Why They Still Matter

So, not all calories are created equal. Some are “worse” some are “better” than others. However, all that doesn’t matter if you don’t pay attention to them at all. The truth is more completed than “calories in vs. calories out”, yet it is one piece of the puzzle. Yes, you can lose weight on a fast food diet and Tom Naughton demonstrates that really well in his documentary “Fat Head“. At the same time you can gain weight on broccoli, lean meat and eggs if you overeat. So, while calories are only one part of the whole big picture, they still matter and you should still track them.

 

You Need Context

I have shared my 5 steps on eating healthy previously and already recommended cutting out sugar and junk food as well as checking the back of the packaging when grocery shopping. All that only matters though when you start putting it into context.

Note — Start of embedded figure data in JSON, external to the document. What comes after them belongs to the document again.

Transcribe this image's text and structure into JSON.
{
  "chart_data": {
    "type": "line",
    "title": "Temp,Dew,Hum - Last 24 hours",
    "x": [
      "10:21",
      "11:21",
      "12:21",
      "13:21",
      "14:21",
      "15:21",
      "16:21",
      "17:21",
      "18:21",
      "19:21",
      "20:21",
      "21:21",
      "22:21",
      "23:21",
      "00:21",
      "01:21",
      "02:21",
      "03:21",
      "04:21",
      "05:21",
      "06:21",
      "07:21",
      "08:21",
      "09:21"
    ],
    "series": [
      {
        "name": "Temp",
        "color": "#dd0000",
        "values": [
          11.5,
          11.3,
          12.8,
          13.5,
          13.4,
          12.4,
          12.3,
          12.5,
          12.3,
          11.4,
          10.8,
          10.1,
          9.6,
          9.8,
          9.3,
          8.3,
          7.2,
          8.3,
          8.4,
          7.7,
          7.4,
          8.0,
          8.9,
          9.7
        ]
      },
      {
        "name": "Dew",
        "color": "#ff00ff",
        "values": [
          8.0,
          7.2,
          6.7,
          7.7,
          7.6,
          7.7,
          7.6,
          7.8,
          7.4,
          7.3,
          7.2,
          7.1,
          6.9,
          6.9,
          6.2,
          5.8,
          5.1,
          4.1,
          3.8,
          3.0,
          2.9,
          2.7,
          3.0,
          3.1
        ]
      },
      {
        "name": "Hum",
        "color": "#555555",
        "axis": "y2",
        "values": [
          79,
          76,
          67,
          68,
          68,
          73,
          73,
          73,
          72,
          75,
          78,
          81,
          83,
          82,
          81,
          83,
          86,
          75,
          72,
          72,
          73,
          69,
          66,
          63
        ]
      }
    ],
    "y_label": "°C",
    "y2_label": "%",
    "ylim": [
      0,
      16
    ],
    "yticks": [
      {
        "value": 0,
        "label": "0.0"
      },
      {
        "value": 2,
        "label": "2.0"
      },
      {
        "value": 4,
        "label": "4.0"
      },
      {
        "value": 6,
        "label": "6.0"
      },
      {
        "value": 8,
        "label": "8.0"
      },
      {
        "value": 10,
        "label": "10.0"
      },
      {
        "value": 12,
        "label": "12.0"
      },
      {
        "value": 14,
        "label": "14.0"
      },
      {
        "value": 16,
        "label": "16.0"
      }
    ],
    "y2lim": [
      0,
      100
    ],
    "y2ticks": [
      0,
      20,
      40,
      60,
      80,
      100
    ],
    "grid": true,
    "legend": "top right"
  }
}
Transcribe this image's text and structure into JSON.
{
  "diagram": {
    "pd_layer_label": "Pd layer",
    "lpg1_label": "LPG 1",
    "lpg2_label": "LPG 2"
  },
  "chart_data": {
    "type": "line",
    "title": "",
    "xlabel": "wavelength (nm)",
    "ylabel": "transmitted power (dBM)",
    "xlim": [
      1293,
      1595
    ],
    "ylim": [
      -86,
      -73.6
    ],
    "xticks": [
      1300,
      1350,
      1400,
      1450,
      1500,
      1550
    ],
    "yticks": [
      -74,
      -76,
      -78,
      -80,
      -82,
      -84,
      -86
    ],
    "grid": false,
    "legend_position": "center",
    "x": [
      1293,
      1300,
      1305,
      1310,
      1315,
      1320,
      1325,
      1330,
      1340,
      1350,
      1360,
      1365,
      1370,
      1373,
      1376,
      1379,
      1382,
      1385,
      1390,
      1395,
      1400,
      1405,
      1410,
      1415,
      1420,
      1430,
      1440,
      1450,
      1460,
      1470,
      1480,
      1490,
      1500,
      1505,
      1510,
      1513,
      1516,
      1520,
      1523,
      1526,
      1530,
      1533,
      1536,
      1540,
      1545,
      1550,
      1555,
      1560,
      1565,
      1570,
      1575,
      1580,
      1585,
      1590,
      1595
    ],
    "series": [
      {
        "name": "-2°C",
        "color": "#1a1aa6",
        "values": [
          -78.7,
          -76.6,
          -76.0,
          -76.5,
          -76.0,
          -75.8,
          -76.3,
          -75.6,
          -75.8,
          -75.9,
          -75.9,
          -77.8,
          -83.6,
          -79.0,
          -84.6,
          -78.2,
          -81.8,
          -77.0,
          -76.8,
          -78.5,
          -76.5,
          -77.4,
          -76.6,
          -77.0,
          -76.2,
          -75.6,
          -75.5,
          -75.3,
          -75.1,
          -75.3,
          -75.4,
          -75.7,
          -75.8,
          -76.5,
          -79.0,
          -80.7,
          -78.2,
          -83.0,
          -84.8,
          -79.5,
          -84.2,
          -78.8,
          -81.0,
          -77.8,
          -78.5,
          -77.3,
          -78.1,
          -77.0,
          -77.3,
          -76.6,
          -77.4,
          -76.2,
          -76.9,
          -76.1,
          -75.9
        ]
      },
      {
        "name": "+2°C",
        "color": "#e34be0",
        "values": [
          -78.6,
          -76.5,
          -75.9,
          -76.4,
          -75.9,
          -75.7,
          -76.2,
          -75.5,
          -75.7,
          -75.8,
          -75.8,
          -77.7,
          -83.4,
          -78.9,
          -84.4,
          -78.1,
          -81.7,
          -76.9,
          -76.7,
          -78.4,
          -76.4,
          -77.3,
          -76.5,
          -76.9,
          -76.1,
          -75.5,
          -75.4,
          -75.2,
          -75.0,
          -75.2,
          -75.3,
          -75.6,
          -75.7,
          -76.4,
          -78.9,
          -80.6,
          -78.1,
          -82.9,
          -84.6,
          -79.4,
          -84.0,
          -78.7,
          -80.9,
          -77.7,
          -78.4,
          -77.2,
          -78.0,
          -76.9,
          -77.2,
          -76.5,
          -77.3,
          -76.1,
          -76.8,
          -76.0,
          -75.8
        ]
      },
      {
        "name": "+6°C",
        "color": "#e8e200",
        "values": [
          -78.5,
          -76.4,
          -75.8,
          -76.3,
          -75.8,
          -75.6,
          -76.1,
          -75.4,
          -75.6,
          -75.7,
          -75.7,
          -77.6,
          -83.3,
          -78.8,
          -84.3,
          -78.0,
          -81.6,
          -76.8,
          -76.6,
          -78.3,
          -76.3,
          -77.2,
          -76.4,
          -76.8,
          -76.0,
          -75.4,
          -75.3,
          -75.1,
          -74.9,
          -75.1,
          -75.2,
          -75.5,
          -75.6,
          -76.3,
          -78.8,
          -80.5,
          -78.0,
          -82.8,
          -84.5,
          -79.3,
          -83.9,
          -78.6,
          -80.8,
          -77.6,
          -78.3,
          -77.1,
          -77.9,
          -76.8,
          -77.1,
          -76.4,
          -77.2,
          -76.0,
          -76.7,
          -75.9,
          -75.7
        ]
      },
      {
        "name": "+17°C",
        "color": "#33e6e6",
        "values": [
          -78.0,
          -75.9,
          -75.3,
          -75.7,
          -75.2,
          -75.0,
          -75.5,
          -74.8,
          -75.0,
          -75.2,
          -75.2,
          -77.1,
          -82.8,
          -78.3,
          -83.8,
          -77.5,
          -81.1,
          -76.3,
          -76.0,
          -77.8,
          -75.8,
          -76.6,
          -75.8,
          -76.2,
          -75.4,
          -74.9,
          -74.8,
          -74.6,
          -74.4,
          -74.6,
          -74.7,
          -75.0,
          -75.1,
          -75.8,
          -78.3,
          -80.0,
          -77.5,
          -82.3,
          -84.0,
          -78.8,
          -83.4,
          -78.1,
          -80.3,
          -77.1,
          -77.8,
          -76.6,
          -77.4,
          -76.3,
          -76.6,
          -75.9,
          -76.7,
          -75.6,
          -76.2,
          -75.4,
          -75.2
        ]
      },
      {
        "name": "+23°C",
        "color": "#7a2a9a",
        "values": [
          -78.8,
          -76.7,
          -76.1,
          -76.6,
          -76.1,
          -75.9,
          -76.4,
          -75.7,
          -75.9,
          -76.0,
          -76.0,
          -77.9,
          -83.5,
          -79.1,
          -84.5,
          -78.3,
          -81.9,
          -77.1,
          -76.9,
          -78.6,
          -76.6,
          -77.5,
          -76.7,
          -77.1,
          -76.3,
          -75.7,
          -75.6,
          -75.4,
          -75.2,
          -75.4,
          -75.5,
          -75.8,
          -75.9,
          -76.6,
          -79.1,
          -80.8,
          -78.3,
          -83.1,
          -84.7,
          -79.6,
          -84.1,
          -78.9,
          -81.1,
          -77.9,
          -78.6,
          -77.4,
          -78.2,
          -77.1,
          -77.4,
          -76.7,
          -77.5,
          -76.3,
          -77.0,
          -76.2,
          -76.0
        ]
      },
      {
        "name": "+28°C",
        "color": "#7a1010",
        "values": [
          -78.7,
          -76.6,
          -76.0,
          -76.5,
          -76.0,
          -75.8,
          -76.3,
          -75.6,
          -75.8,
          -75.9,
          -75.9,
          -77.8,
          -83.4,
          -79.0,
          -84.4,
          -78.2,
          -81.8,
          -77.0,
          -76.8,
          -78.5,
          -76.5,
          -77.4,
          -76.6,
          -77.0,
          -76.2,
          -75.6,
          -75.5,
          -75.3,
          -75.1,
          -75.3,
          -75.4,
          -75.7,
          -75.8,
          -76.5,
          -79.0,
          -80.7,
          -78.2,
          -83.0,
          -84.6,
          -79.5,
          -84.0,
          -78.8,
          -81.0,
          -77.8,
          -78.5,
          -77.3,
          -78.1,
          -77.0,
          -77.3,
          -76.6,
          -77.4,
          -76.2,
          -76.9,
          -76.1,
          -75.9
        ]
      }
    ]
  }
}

What does it matter if you know that one big frappuccino has more calories than your lunch but you don’t know what your baseline is? What does it matter if you know you burned 500 calories on the treadmill over the last hour if you don’t know how much calories you consumed throughout the day in total?

Let’s compare it to money for a second. The price of something only has a real meaning if you put it into perspective. Is 500 USD a lot of money? That depends on how much money you earn and how easily you can earn it.

 

How To Get Started

Tracking your calories (in and out) can be very time consuming, cumbersome and despite all efforts, it’s impossible to perfectly track them. I am not recommending to track all of your food all the time for the rest of your life.

What I am recommending is

look up how much calories you need per day

The online calculators you can find are far from perfect but they do give you a rough benchmark. Other options are more costly and time consuming. For our purposes, the online calculators will do.

Pay attention to the food you consume

Look at the back of a package when preparing food at home or check the calories of the food when eating out, going for a drink. It also helps to simply look up some of your standard foods and drinks so you have a rough idea. That can be your gin tonic on a Friday night, frappucino at Starbucks (if you really can’t live without) or favorite meal at the restaurant down the street.

Check How much calories you burn

The calculators online usually give you your base metabolic rate. That is the amount of calories you burn by simply being alive, lying in bed all day without any activity. As most of us don’t spend their days like that, you burn extra calories by moving around, walking, lifting things and of course and kind of physical activity like going to the gym. Again, similar as for the calories you consume, this won’t be perfect but in order to get a rough feeling for it, look up how much calories you burn by running 5k or by doing your favorite gym class.

 

Track Your Weight

Record your weight once a month or once every two weeks to see how your weight developed and compare it to the info you collected about calories. Now, a caloric surplus on one day doesn’t lead to instant weight gain but if you realize your average approximate calorie intake for the month was 3,500 kcal and you gained a bit of weight, it tells you that your average calorie consumption is less than that. Next month you can then try to adjust your calorie intake down or increase your activity.

 

Benefits Of Tracking Your Calories

This all might seem like a lot of work in the beginning but it will have a positive impact on your life for sure. You don’t have to do this for the rest of your life but only for a couple of months. It also doesn’t have to be perfect and you don’t have to track every single calorie. But tracking your calories for a short period of time will have some great impact on your life

more conscious food choices

After a while you’ll stay away from high calorie foods that are not keeping you full for too long. You might still eat them but at least enjoy them more.

lower risk of overeating

You’ll watch your eating behavior more subconsciously and reduce your risk of overeating.

better body weight control

By subconsciously eating healthier, you’ll also have a better grip on your body weight. You’ll know what it takes to increase your weight or lower your weight.

higher activity level

If you like to eat a lot and don’t want to cut down there, you’ll naturally increase your activity level to make up for it. Being physically active – including extremely basic activities like walking – have huge health benefits.

 

After doing it for a few months, it will become second nature and even after stopping counting your calories, you’ll subconsciously do the math in your head, appreciate certain foods more and make healthier choices.

Tracking your macros is the next step. I will share more about that in the future.